Le Kenya très engagé dans la lutte contre la prolifération des plastiques est donc, pour ces compagnies, le partenaire idéal pour développer leur "green washing", et apparaître plus écologistes qu'elles ne le sont vraiment.

Le Kenya en pointe

D'autant qu'après l'interdiction des sacs plastiques en 2017, Nairobi vient en juin dernier d'interdire les objets en plastique à usage unique dans les espaces protégés (parcs nationaux, plages, forêts, etc.), soit 11% du territoire. Une caution fantastique pour ces compagnies !

La rivière Nairobi, qui traverse la capitale du Kenya, charie des centaines de tonnes de détritus, en particulier des plastiques. (TONY KARUMBA / AFP)

Malgré tout, le bon élève environnemental a bien du mal à stopper la prolifération des déchets dans le pays. Car le sac n'est qu'une partie du problème.
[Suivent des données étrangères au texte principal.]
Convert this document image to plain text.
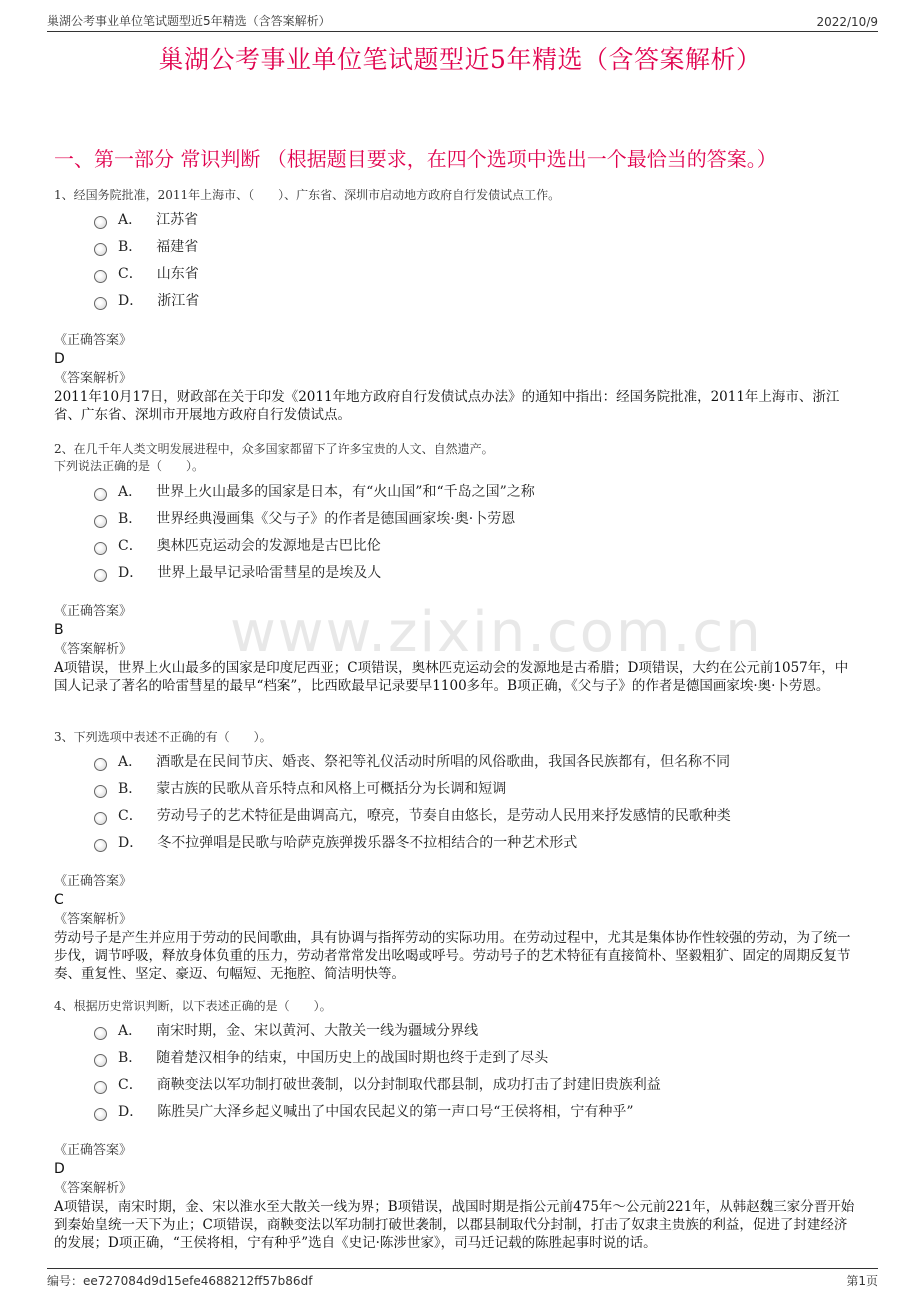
巢湖公考事业单位笔试题型近5年精选（含答案解析）	2022/10/9
巢湖公考事业单位笔试题型近5年精选（含答案解析）
一、第一部分 常识判断 （根据题目要求，在四个选项中选出一个最恰当的答案。）
www.zixin.com.cn
1、经国务院批准，2011年上海市、（　　）、广东省、深圳市启动地方政府自行发债试点工作。
A． 江苏省
B． 福建省
C． 山东省
D． 浙江省
《正确答案》
D
《答案解析》
2011年10月17日，财政部在关于印发《2011年地方政府自行发债试点办法》的通知中指出：经国务院批准，2011年上海市、浙江省、广东省、深圳市开展地方政府自行发债试点。
2、在几千年人类文明发展进程中，众多国家都留下了许多宝贵的人文、自然遗产。
下列说法正确的是（　　）。
A． 世界上火山最多的国家是日本，有“火山国”和“千岛之国”之称
B． 世界经典漫画集《父与子》的作者是德国画家埃·奥·卜劳恩
C． 奥林匹克运动会的发源地是古巴比伦
D． 世界上最早记录哈雷彗星的是埃及人
《正确答案》
B
《答案解析》
A项错误，世界上火山最多的国家是印度尼西亚；C项错误，奥林匹克运动会的发源地是古希腊；D项错误，大约在公元前1057年，中国人记录了著名的哈雷彗星的最早“档案”，比西欧最早记录要早1100多年。B项正确，《父与子》的作者是德国画家埃·奥·卜劳恩。
3、下列选项中表述不正确的有（　　）。
A． 酒歌是在民间节庆、婚丧、祭祀等礼仪活动时所唱的风俗歌曲，我国各民族都有，但名称不同
B． 蒙古族的民歌从音乐特点和风格上可概括分为长调和短调
C． 劳动号子的艺术特征是曲调高亢，嘹亮，节奏自由悠长，是劳动人民用来抒发感情的民歌种类
D． 冬不拉弹唱是民歌与哈萨克族弹拨乐器冬不拉相结合的一种艺术形式
《正确答案》
C
《答案解析》
劳动号子是产生并应用于劳动的民间歌曲，具有协调与指挥劳动的实际功用。在劳动过程中，尤其是集体协作性较强的劳动，为了统一步伐，调节呼吸，释放身体负重的压力，劳动者常常发出吆喝或呼号。劳动号子的艺术特征有直接简朴、坚毅粗犷、固定的周期反复节奏、重复性、坚定、豪迈、句幅短、无拖腔、简洁明快等。
4、根据历史常识判断，以下表述正确的是（　　）。
A． 南宋时期，金、宋以黄河、大散关一线为疆域分界线
B． 随着楚汉相争的结束，中国历史上的战国时期也终于走到了尽头
C． 商鞅变法以军功制打破世袭制，以分封制取代郡县制，成功打击了封建旧贵族利益
D． 陈胜吴广大泽乡起义喊出了中国农民起义的第一声口号“王侯将相，宁有种乎”
《正确答案》
D
《答案解析》
A项错误，南宋时期，金、宋以淮水至大散关一线为界；B项错误，战国时期是指公元前475年～公元前221年，从韩赵魏三家分晋开始到秦始皇统一天下为止；C项错误，商鞅变法以军功制打破世袭制，以郡县制取代分封制，打击了奴隶主贵族的利益，促进了封建经济的发展；D项正确，“王侯将相，宁有种乎”选自《史记·陈涉世家》，司马迁记载的陈胜起事时说的话。
编号：ee727084d9d15efe4688212ff57b86df	第1页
Bouteilles, gobelets, emballages sont toujours utilisés. Et la nouvelle interdiction sur les objets à usage unique, ne concernera qu'une faible proportion des déchets, puisque les villes ne sont pas considérées comme ces espaces protégés. Ainsi, en l'absence d'une filière de recyclage à la hauteur de l'enjeu, la rivière qui traverse Nairobi n'est qu'un immense égout à ciel ouvert, obstrué par les déchets plastiques.

Chantage ?

Et c'est là que l'industrie pétrochimique américaine joue le chevalier blanc, offrant un sérieux coup de main à Nairobi en étant capable de financer une filière du recyclage. Mais cela impose une contrepartie, n'hésite pas à déclarer Ed Brzytwa. "Un accord commercial avec le Kenya devrait empêcher le pays de prendre des mesures qui limiteraient la fabrication ou l'utilisation de plastique, et garantir que le Kenya continue d'autoriser le commerce des déchets plastiques." Ce n'est plus un chevalier blanc, c'est un cheval de Troie !

Pour l'heure, nul ne sait si les propositions de l'industrie ont été adoptées par les négociateurs. Mais cela semble clairement être une menace pour les organisations environnementales.
"Le gouvernement kényan ne devrait pas revenir sur les progrès réalisés dans ses ambitions sans plastique, en se pliant à la pression des géants des combustibles fossiles, car il risque de faire dérailler les progrès réalisés sur l’ensemble du continent", a commenté Fredrick Njehu de Greenpeace Afrique.